Sabtu, 01 Mei 2010

Menuju Lokalisasi Industri PC Indonesia


Bangga akan produk Indonesia. Itulah yang ingin ditularkan oleh Timothy Siddik, pendiri komputer merek Zyrex. Cuma, “apakah mungkin melokalisasi industri TI (teknologi informasi) di Indonesia? ,“ tanya Samuel Lawrence (CEO, Axioo) saat mulai angkat bicara dalam acara 2010 Apkomindo Summit di Jakarta (19/4/2010). “TI tidak ada local content, cuma tempel merek doang. Itu anggapan beberapa tahun yang lalu,” katanya lagi.
Mari kita lihat dulu fakta di lapangan yang dipaparkan oleh Suhanda Wijaya (Ketua Umum, Apkomindo) dalam acara jumpa pers di pagi hari acara tersebut. Di tanah air tercinta ini, tahun lalu penjualan PC mencatatkan angka 2,8 juta unit, meningkat dibandingkan tahun 2008 yang berjumlah 2,2 juta unit.
Tahun ini, jumlah PC terjual diperkirakan akan mencapai angka 3,6 juta unit. “Kuartal pertama tahun 2010, sudah terjual 800 ribu unit PC (termasuk desktop). Dibandingkan tahun 2009 peningkatannya sangat tinggi. Karena di tahun 2008 akhir ada krisis,” begitu kata Suhanda yang mengutipkan data internal Apkomindo.

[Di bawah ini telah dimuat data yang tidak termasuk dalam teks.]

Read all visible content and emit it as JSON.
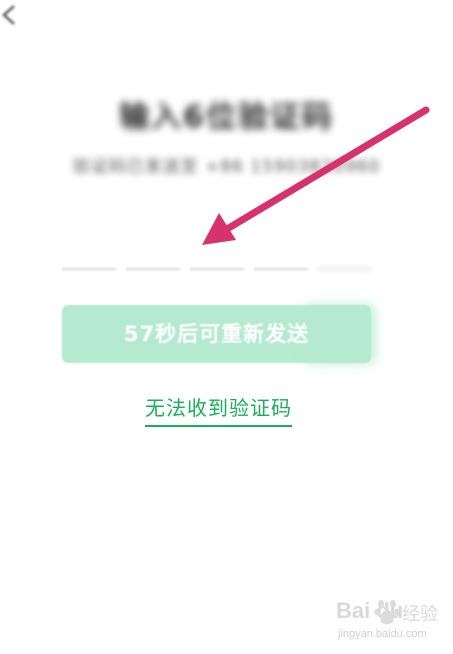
{
  "header": {
    "back_icon": "chevron-left-icon"
  },
  "page": {
    "title": "输入6位验证码",
    "subtitle": "验证码已发送至 +86 15903830960"
  },
  "code_input": {
    "length": 5
  },
  "resend": {
    "label": "57秒后可重新发送",
    "bg_color": "#b5ead0",
    "text_color": "#ffffff"
  },
  "help_link": {
    "label": "无法收到验证码",
    "color": "#1aad5e"
  },
  "annotation": {
    "arrow_color": "#d6336e",
    "arrow_icon": "pointer-arrow-icon"
  },
  "watermark": {
    "brand": "Bai du",
    "cn": "经验",
    "url": "jingyan.baidu.com",
    "icon": "baidu-paw-icon"
  }
}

“Pertumbuhan tahun ini 35%,” tambah Merry Harun (Wakil Ketua Umum, Humas, Media, Promosi & Komunikasi, Apkomindo). “Tingkat kandungan dalam negeri berkisar 20 sampai 30 persen. Sebelumnya kurang dari 10%,” kata Suhanda.
 
Indonesia Tumbuh Melampui Dunia
Angka pertumbuhan pasar di Indonesia, kata Suhanda menggarisbawahi, tahun ini memang melampui prediksi pasar PC dunia yang dikeluarkan oleh lembaga survei internasional IDC (15%) maupun Gartner (7%). “Indonesia merupakan negara Asia Pasifik dengan pertumbuhan tertinggi, sehingga menjadi target dari perusahaan-perusahaan multinasional,” jelasnya.

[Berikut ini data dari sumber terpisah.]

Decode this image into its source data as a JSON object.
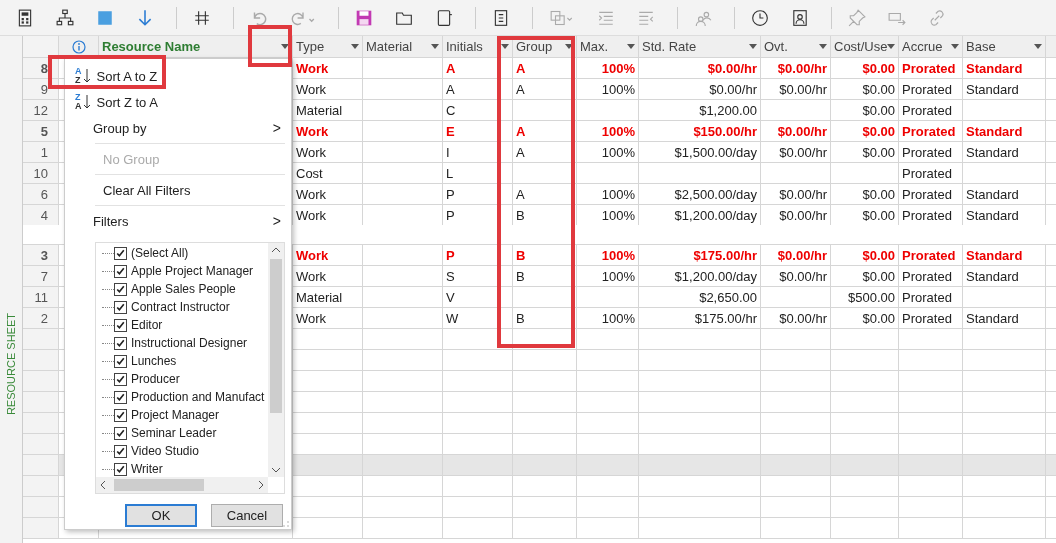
{
  "side_label": "RESOURCE SHEET",
  "columns": [
    {
      "label": "Resource Name",
      "active": true
    },
    {
      "label": "Type",
      "active": false
    },
    {
      "label": "Material",
      "active": false
    },
    {
      "label": "Initials",
      "active": false
    },
    {
      "label": "Group",
      "active": false
    },
    {
      "label": "Max.",
      "active": false
    },
    {
      "label": "Std. Rate",
      "active": false
    },
    {
      "label": "Ovt.",
      "active": false
    },
    {
      "label": "Cost/Use",
      "active": false
    },
    {
      "label": "Accrue",
      "active": false
    },
    {
      "label": "Base",
      "active": false
    }
  ],
  "rows": [
    {
      "id": "8",
      "overallocated": true,
      "tall": false,
      "type": "Work",
      "initials": "A",
      "group": "A",
      "max": "100%",
      "std_rate": "$0.00/hr",
      "ovt": "$0.00/hr",
      "cost_use": "$0.00",
      "accrue": "Prorated",
      "base": "Standard"
    },
    {
      "id": "9",
      "overallocated": false,
      "tall": false,
      "type": "Work",
      "initials": "A",
      "group": "A",
      "max": "100%",
      "std_rate": "$0.00/hr",
      "ovt": "$0.00/hr",
      "cost_use": "$0.00",
      "accrue": "Prorated",
      "base": "Standard"
    },
    {
      "id": "12",
      "overallocated": false,
      "tall": false,
      "type": "Material",
      "initials": "C",
      "std_rate": "$1,200.00",
      "cost_use": "$0.00",
      "accrue": "Prorated"
    },
    {
      "id": "5",
      "overallocated": true,
      "tall": false,
      "type": "Work",
      "initials": "E",
      "group": "A",
      "max": "100%",
      "std_rate": "$150.00/hr",
      "ovt": "$0.00/hr",
      "cost_use": "$0.00",
      "accrue": "Prorated",
      "base": "Standard"
    },
    {
      "id": "1",
      "overallocated": false,
      "tall": false,
      "type": "Work",
      "initials": "I",
      "group": "A",
      "max": "100%",
      "std_rate": "$1,500.00/day",
      "ovt": "$0.00/hr",
      "cost_use": "$0.00",
      "accrue": "Prorated",
      "base": "Standard"
    },
    {
      "id": "10",
      "overallocated": false,
      "tall": false,
      "type": "Cost",
      "initials": "L",
      "accrue": "Prorated"
    },
    {
      "id": "6",
      "overallocated": false,
      "tall": false,
      "type": "Work",
      "initials": "P",
      "group": "A",
      "max": "100%",
      "std_rate": "$2,500.00/day",
      "ovt": "$0.00/hr",
      "cost_use": "$0.00",
      "accrue": "Prorated",
      "base": "Standard"
    },
    {
      "id": "4",
      "overallocated": false,
      "tall": true,
      "type": "Work",
      "initials": "P",
      "group": "B",
      "max": "100%",
      "std_rate": "$1,200.00/day",
      "ovt": "$0.00/hr",
      "cost_use": "$0.00",
      "accrue": "Prorated",
      "base": "Standard"
    },
    {
      "id": "3",
      "overallocated": true,
      "tall": false,
      "type": "Work",
      "initials": "P",
      "group": "B",
      "max": "100%",
      "std_rate": "$175.00/hr",
      "ovt": "$0.00/hr",
      "cost_use": "$0.00",
      "accrue": "Prorated",
      "base": "Standard"
    },
    {
      "id": "7",
      "overallocated": false,
      "tall": false,
      "type": "Work",
      "initials": "S",
      "group": "B",
      "max": "100%",
      "std_rate": "$1,200.00/day",
      "ovt": "$0.00/hr",
      "cost_use": "$0.00",
      "accrue": "Prorated",
      "base": "Standard"
    },
    {
      "id": "11",
      "overallocated": false,
      "tall": false,
      "type": "Material",
      "initials": "V",
      "std_rate": "$2,650.00",
      "cost_use": "$500.00",
      "accrue": "Prorated"
    },
    {
      "id": "2",
      "overallocated": false,
      "tall": false,
      "type": "Work",
      "initials": "W",
      "group": "B",
      "max": "100%",
      "std_rate": "$175.00/hr",
      "ovt": "$0.00/hr",
      "cost_use": "$0.00",
      "accrue": "Prorated",
      "base": "Standard"
    }
  ],
  "menu": {
    "items": [
      {
        "kind": "sort",
        "label": "Sort A to Z",
        "icon_letters": [
          "A",
          "Z"
        ],
        "disabled": false
      },
      {
        "kind": "sort",
        "label": "Sort Z to A",
        "icon_letters": [
          "Z",
          "A"
        ],
        "disabled": false
      },
      {
        "kind": "submenu",
        "label": "Group by",
        "arrow": ">",
        "disabled": false
      },
      {
        "kind": "action",
        "label": "No Group",
        "disabled": true
      },
      {
        "kind": "action",
        "label": "Clear All Filters",
        "disabled": false
      },
      {
        "kind": "submenu",
        "label": "Filters",
        "arrow": ">",
        "disabled": false
      }
    ],
    "filters": [
      {
        "label": "(Select All)",
        "checked": true
      },
      {
        "label": "Apple Project Manager",
        "checked": true
      },
      {
        "label": "Apple Sales People",
        "checked": true
      },
      {
        "label": "Contract Instructor",
        "checked": true
      },
      {
        "label": "Editor",
        "checked": true
      },
      {
        "label": "Instructional Designer",
        "checked": true
      },
      {
        "label": "Lunches",
        "checked": true
      },
      {
        "label": "Producer",
        "checked": true
      },
      {
        "label": "Production and Manufact",
        "checked": true
      },
      {
        "label": "Project Manager",
        "checked": true
      },
      {
        "label": "Seminar Leader",
        "checked": true
      },
      {
        "label": "Video Studio",
        "checked": true
      },
      {
        "label": "Writer",
        "checked": true
      }
    ],
    "buttons": [
      {
        "label": "OK",
        "default": true
      },
      {
        "label": "Cancel",
        "default": false
      }
    ]
  }
}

Jason B.T. Lim (President Director, Acer Indonesia) pun sepakat dengan besarnya pasar Indonesia. “Indonesia punya banyak potensi pasar. Permintaaan pasar sudah kembali ke angka dua digit. Pasar-pasar baru (emerging), yakni Indonesia, India dan Cina, akan memimpin pertumbuhan,” prediksi Jason.
 
Sudah Perlu Lokalisasi
“Pasar Indonesia tumbuh cepat, tapi apa manfaatnya? Kebanyakan di sini adalah distributor. Padahal pasar TI Indonesia mencapai di atas US$ 11 miliar dalam empat tahun mendatang. Pasar kita sudah cukup besar untuk lakukan lokalisasi,” tantang Lawrence. Total industri lokal di Indonesia, menurut petinggi komputer merek lokal Axioo itu, bernilai US$ 1,5 miliar.

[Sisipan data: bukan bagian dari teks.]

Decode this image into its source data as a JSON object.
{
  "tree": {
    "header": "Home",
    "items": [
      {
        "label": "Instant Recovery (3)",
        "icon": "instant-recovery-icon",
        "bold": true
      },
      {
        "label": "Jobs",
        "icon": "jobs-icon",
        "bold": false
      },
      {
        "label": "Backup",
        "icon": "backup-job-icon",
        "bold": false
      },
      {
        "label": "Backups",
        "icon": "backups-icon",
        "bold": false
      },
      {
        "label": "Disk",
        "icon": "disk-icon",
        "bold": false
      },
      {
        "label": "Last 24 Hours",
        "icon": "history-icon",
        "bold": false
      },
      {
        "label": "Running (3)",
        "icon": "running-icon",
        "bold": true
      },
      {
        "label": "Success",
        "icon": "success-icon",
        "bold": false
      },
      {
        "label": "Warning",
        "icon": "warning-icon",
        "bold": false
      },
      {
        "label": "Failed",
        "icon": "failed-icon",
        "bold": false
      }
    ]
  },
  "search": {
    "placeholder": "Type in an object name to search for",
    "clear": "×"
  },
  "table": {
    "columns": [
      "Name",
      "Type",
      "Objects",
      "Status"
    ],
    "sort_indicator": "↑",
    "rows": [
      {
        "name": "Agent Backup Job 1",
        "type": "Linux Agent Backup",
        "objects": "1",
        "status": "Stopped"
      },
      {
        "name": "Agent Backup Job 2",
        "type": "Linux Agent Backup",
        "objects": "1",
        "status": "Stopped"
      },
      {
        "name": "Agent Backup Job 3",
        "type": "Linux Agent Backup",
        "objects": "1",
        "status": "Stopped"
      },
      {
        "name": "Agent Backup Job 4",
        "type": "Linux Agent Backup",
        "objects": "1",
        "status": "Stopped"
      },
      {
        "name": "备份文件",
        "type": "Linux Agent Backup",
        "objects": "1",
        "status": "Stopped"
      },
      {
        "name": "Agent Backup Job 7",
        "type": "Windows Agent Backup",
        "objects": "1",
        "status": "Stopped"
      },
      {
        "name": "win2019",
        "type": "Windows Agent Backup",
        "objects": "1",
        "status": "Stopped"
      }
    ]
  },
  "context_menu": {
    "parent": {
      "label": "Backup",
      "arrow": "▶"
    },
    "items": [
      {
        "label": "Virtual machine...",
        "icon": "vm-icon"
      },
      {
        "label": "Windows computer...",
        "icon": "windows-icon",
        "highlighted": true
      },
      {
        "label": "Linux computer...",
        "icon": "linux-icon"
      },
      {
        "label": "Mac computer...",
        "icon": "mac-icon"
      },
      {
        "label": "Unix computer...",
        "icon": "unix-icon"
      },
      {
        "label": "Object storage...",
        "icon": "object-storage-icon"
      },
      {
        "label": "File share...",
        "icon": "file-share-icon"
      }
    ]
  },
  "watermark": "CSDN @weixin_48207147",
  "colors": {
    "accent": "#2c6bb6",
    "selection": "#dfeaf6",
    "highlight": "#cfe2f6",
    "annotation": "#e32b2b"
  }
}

Syarat utama untuk berkembang menjadi negara kuat di TI, jelas Samuel, antara lain adalah adanya pasar lokal yang kuat dan dukungan dari pemerintah. Pasar lokal yang kuat itu, kata Samuel, sudah ada. Lihat saja jumlah penduduk kita. Pengakuan dari dunia pun sudah digenggam. Sebab menurut Wakil Menteri Perdagangan Mahendra Siregar yang juga hadir di acara, Indonesia adalah negara G20 dengan tingkat pertumbuhan ekonomi di peringkat 16.
Apa sih pentingnya melokalisasi? Dalam acara terpisah, Tom Burns (Global Director, Content & Services, World Ahead Program Team, Intel Semiconductor Ltd.) menceritakan bagaimana ICT (information & communication technology) sukses memicu percepatan produktivitas di AS yang warganya dulu merupakan petani. “Akibatnya, GDP AS US$ 1,9 triliun lebih besar. Kapitalisasi ICT berdampak 7x dalam produktivitas dibandingkan kapital nonICT di negara yang tingkat penggunaan TI-nya lebih rendah.”
Selain bisa meningkatkan produktivitas, lokalisasi berarti menciptakan kesempatan kerja yang lebih luas bagi rakyat. “Kombinasi pasar yang besar dan kebijakan (pemerintah) yang tepat adalah kunci kesuksesan,” kata Mahendra.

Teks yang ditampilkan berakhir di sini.